La Chambre, en améliorant ainsi le sort des magistrats, avait voulu les raffermir dans le sentiment d'incorruptibilité, si commun, on pourrait dire si général parmi eux : elle alla plus loin, en adoptant un amendement de M. Osy, ayant pour but de les soustraire sinon à la séduction, du moins aux tentations, auxquels ils pouvaient être exposés de la part du pouvoir. L'art. 17 porte : « Il est interdit aux juges de recevoir aucune indemnité, autre que les frais de déplacement, pour les fonctions à la nomination du Gouvernement. » MM. Nothomb et d'Anethan firent d'inutiles efforts pour écarter cette disposition : la majorité l'admit par 41 voix contre 17, en entendant les abus cités par l'auteur de la proposition et comme entraînée par les chaleureuses paroles de M. Castiau : « Je crois, Messieurs, qu'il faut balayer à la fois, et ces jetons de présence et ces indemnités et ces salaires et tout ce qui pourrait porter atteinte à la considération et la pureté de la magistrature, en la livrant à l'influence du pouvoir. Tous ces moyens qui pourraient devenir des tentatives de corruption sont en opposition formelle avec le texte et l'esprit de la Constitution. »

Il est un autre vice, auquel la Chambre tenda de remédier; mais, il faut bien le dire, les moyens déposés dans la loi sont tout à fait inefficaces pour atteindre le but. Nous voulons (page 134) parler de la retraite que l'âge ou des infirmités devraient rendre obligatoire. Les art. 8 à 15 déterminent le cas de retraite pour infirmité grave ou permanente et le mode de rendre cette retraite forcée. Or, ces moyens sont abandonnés aux corps eux-mêmes, auxquels il répugnera toujours de les appliquer à l'un de leurs membres. Il n'est rien dit de l'âge : et cependant, il peut arriver qu'un magistrat, sans avoir d'infirmité grave et permanente, soit parvenu à un âge si avancé qu'il ne puisse plus remplir convenablement ses hautes fonctions. C'est à cet inconvénient qu'il faudrait remédier par la loi, bien entendu en observant toutes les formes d'égards et de garanties pour de respectables individualités, mais aussi en tenant compte de l'intérêt public, cet intérêt suprême de toute société. Nous avons déjà signalé, et nous mentionnons encore ici, deux autres lacunes dans les dispositions légales sur l'organisation judiciaire : nous voulons parler des mesures à prendre pour les cas, heureusement très rares, d'inconduite notoire et scandaleuse; et aussi de la défense à faire aux magistrats de siéger dans les causes, dans lesquelles des parents d'un degré rapproché plaident comme avocats.
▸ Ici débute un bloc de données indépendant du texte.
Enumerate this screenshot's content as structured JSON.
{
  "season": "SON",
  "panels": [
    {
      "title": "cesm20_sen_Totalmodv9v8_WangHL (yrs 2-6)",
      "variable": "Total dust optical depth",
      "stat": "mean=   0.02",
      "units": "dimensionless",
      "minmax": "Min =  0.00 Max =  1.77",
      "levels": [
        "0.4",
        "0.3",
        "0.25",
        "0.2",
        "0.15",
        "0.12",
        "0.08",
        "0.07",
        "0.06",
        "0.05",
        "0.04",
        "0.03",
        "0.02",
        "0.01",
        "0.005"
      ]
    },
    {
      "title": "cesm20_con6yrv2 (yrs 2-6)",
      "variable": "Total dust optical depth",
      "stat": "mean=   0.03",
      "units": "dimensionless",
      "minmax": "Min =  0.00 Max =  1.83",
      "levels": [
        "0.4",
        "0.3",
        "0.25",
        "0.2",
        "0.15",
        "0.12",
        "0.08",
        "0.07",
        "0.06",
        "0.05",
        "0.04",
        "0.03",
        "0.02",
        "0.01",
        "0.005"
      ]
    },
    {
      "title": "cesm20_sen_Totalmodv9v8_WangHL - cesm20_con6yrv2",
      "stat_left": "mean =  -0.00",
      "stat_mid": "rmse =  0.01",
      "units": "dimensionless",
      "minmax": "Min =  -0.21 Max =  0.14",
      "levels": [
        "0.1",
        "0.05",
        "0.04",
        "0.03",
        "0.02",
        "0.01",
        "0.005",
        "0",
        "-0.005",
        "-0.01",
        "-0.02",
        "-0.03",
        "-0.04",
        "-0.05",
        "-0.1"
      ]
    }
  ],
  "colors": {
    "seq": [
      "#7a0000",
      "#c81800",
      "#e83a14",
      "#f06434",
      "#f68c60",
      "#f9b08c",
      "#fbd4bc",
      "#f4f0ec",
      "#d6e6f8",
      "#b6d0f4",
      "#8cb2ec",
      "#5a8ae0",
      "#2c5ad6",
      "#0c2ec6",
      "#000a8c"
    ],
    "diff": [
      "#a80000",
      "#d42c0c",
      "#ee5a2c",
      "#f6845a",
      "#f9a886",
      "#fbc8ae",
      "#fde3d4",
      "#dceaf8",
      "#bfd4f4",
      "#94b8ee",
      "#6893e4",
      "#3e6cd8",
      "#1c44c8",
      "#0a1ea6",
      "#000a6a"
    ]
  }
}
Cette loi, dont les dispositions étaient si favorables à un grand nombre de magistrats, passa sans vive opposition (Loi du 20 mai 1845, adoptée, à la Chambre, par 58 voix contre, 1 et 10 abstentions; au Sénat, par 18 voix contre 4, et 6 abstentions. Annales parlementaires, 1844-1845, pp. 50 à 112, 116 à 164, 1098 a 1116, 1139 à 1157, 1203 à 1213).

 

10. L’augmentation des traitements de la cour des comptes

 

La Chambre s'occupa, presque simultanément, d'améliorer la position d'une autre magistrature, dont l'intervention est si utile à la bonne gestion des finances de l'Etat. Le décret du Congrès national du 30 décembre 1830 avait institué la Cour des comptes. Sous l'impression des idées et des nécessités d'économie de cette époque, les constituants avaient maintenu les traitements des membres de cette Cour à l'ancien taux, c'est-à-dire à celui d'avant 1830, alors que ses attributions (page 135) étaient très restreintes. Le traitement du président était fixé à 3,000 florins, celui des membres et du greffier à 2,500 florins des Pays-Bas.

Le projet portait le traitement du président à 9,000, celui des conseillers et du greffier à 7,000 francs. La section centrale proposait respectivement 8,000 et 6,000 francs. Le chiffre du Gouvernement prévalut, à une grande majorité, dans les deux enceintes. La Chambre admit, malgré le ministère, une disposition ainsi conçue : « Art. 2. Il est interdit, sous peine d'être réputé démissionnaire, à tout membre de la Cour des comptes d'exercer soit par lui-même, soit sous le nom de son épouse, ou par toute autre perte sonne interposée, aucune espèce de commerce, d'être agent d'affaires, ou de participer à la direction ou à l'administration de toute société ou établissement industriel » (Loi du 14 juin 1845. Annales parlementaires, 1844-l845, pp. 152 à 164, 1213, 1214).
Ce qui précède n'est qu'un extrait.